Fish House
300 Bottles Deep on the Bay
Palafox Wharf · Pensacola · Seafood · Visit Website ↗
Reviewed April 9, 2026
Wingman Metrics
First Impression
Three hundred wines at a dockside seafood spot in Pensacola is not what we expected to find. The list is bigger than the boats outside, and the prices — especially the by-the-glass pours — are genuinely surprising. This place actually takes wine seriously, even if the list leans commercial.
Selection Deep Dive
The bulk of the list pulls from California and Washington with a supporting cast from New Zealand and France — workmanlike regions that make sense for a crowd-pleasing seafood house. You'll find familiar faces like Kim Crawford and Meiomi, which tells you the audience skews casual, but 300 labels gives you room to dig. There's no deep dive into Burgundy or the Rhône, and the old-world contingent feels thin relative to the volume. Still, for a waterfront spot that also has to sell frozen margaritas to tourists, the breadth is respectable.
By the Glass
Somewhere between 10 and 16 options by the glass depending on the night, which is a solid spread. Happy hour drops house pours to $4, which is the kind of pricing that makes a sunset on Pensacola Bay feel even better. Rotation appears limited — don't expect anything too adventurous in the glass pour lineup.
Ernesto Catena Padrillos Malbec — $9
Retails around $15 and they're pouring it for $9 by the glass. That's a genuine steal — a legitimate Mendoza Malbec from a serious producer at a price that makes no sense to argue with.
Noble Vines 667 Pinot Noir
Most people at a seafood house skip right past Pinot Noir, but 667 is a clone-specific bottling that punches above its price point. At $8, it's an easy yes with the lighter fish dishes, and almost nobody orders it.
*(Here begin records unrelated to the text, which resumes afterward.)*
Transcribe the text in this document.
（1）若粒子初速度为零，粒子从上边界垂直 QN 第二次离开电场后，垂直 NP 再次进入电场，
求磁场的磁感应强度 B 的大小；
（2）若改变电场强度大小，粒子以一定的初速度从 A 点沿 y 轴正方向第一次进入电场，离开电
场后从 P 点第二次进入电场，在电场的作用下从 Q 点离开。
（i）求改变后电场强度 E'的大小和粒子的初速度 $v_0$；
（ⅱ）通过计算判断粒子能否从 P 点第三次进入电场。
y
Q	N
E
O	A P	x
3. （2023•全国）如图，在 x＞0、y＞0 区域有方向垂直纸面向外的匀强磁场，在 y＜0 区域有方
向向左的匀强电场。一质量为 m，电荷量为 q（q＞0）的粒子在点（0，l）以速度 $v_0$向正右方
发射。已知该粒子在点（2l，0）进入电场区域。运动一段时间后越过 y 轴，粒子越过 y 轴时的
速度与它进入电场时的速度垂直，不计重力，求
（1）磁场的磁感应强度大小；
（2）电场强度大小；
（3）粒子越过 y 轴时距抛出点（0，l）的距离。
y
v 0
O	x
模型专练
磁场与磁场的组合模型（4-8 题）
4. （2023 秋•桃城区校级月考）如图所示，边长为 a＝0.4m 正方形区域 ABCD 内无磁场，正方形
Kendall-Jackson Vintner's Reserve Chardonnay
It's fine. It's always fine. But KJ Chard is the default choice of someone who hasn't looked at the menu, and with 300 bottles available you owe yourself more than a grocery store staple.
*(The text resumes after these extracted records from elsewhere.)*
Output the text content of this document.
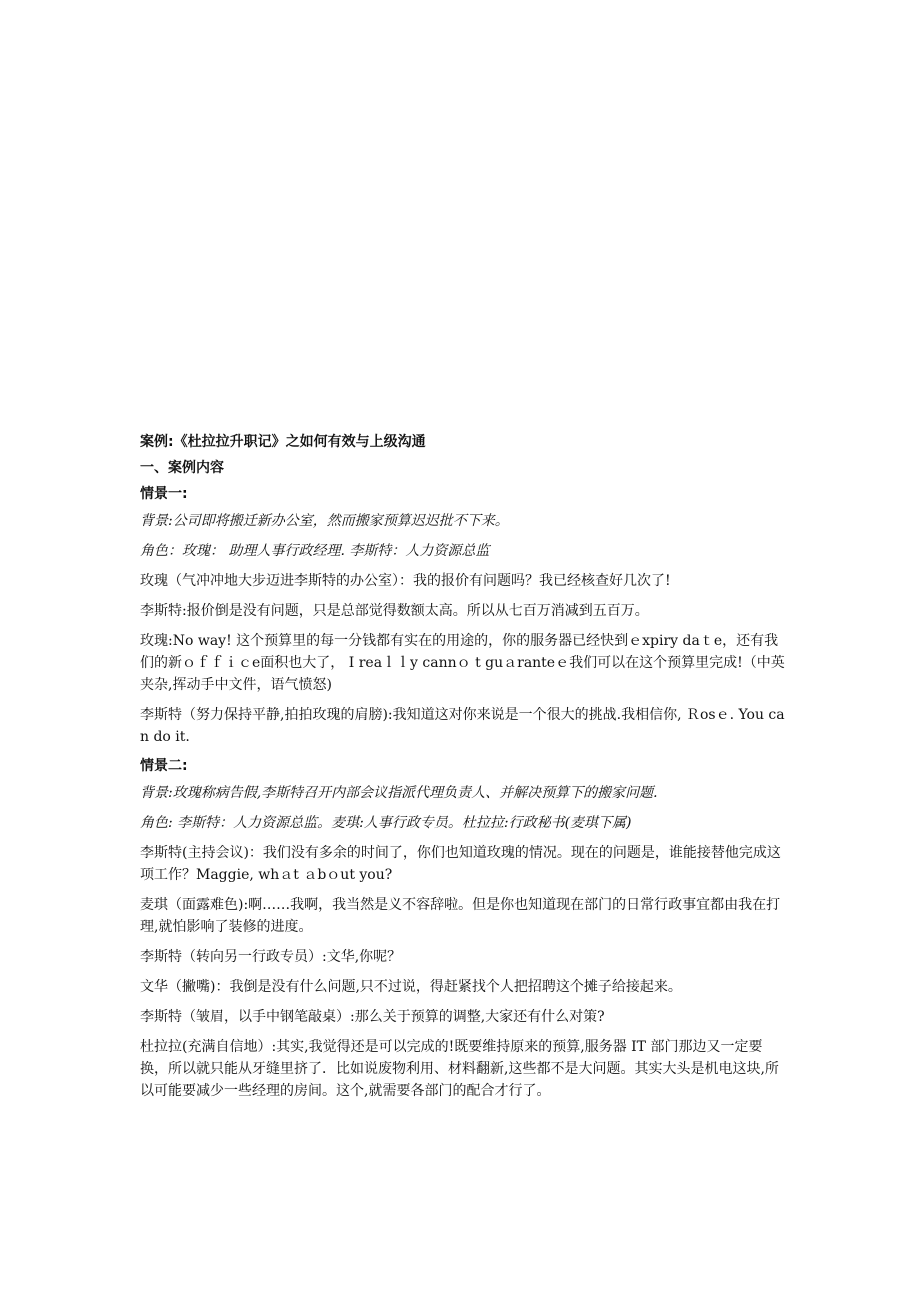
案例:《杜拉拉升职记》之如何有效与上级沟通
一、案例内容
情景一:

背景:公司即将搬迁新办公室，然而搬家预算迟迟批不下来。

角色：玫瑰： 助理人事行政经理. 李斯特：人力资源总监

玫瑰（气冲冲地大步迈进李斯特的办公室）：我的报价有问题吗？我已经核查好几次了!

李斯特:报价倒是没有问题，只是总部觉得数额太高。所以从七百万消减到五百万。

玫瑰:No way! 这个预算里的每一分钱都有实在的用途的，你的服务器已经快到ｅxpiry daｔe，还有我们的新ｏｆｆｉｃe面积也大了， I reaｌｌy cannｏ t guａranteｅ我们可以在这个预算里完成!（中英夹杂,挥动手中文件，语气愤怒)

李斯特（努力保持平静,拍拍玫瑰的肩膀):我知道这对你来说是一个很大的挑战.我相信你, Ｒosｅ. You can do it.

情景二:

背景:玫瑰称病告假,李斯特召开内部会议指派代理负责人、并解决预算下的搬家问题.

角色: 李斯特：人力资源总监。麦琪:人事行政专员。杜拉拉:行政秘书(麦琪下属)

李斯特(主持会议)：我们没有多余的时间了，你们也知道玫瑰的情况。现在的问题是，谁能接替他完成这项工作？Maggie, whａt ａbｏut you?

麦琪（面露难色):啊……我啊，我当然是义不容辞啦。但是你也知道现在部门的日常行政事宜都由我在打理,就怕影响了装修的进度。

李斯特（转向另一行政专员）:文华,你呢？

文华（撇嘴)：我倒是没有什么问题,只不过说，得赶紧找个人把招聘这个摊子给接起来。

李斯特（皱眉，以手中钢笔敲桌）:那么关于预算的调整,大家还有什么对策?

杜拉拉(充满自信地）:其实,我觉得还是可以完成的!既要维持原来的预算,服务器 IT 部门那边又一定要换，所以就只能从牙缝里挤了．比如说废物利用、材料翻新,这些都不是大问题。其实大头是机电这块,所以可能要减少一些经理的房间。这个,就需要各部门的配合才行了。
Kim Crawford Sauvignon Blanc + Grits a Ya Ya
The Grits a Ya Ya is rich and smoky — shrimp over smoked gouda grits — and Kim Crawford's sharp citrus and grassy snap cuts right through the fat. It's a crowd-pleaser pairing for a reason, and at this price point you can order a second glass without wincing.
✔️ The Bottom Line
Fish House is a reliable, well-priced wine destination hiding inside what looks like a tourist seafood spot — the markup is shockingly fair and 300 labels gives you real options. We'd send a friend here without hesitation, especially during happy hour with a water view.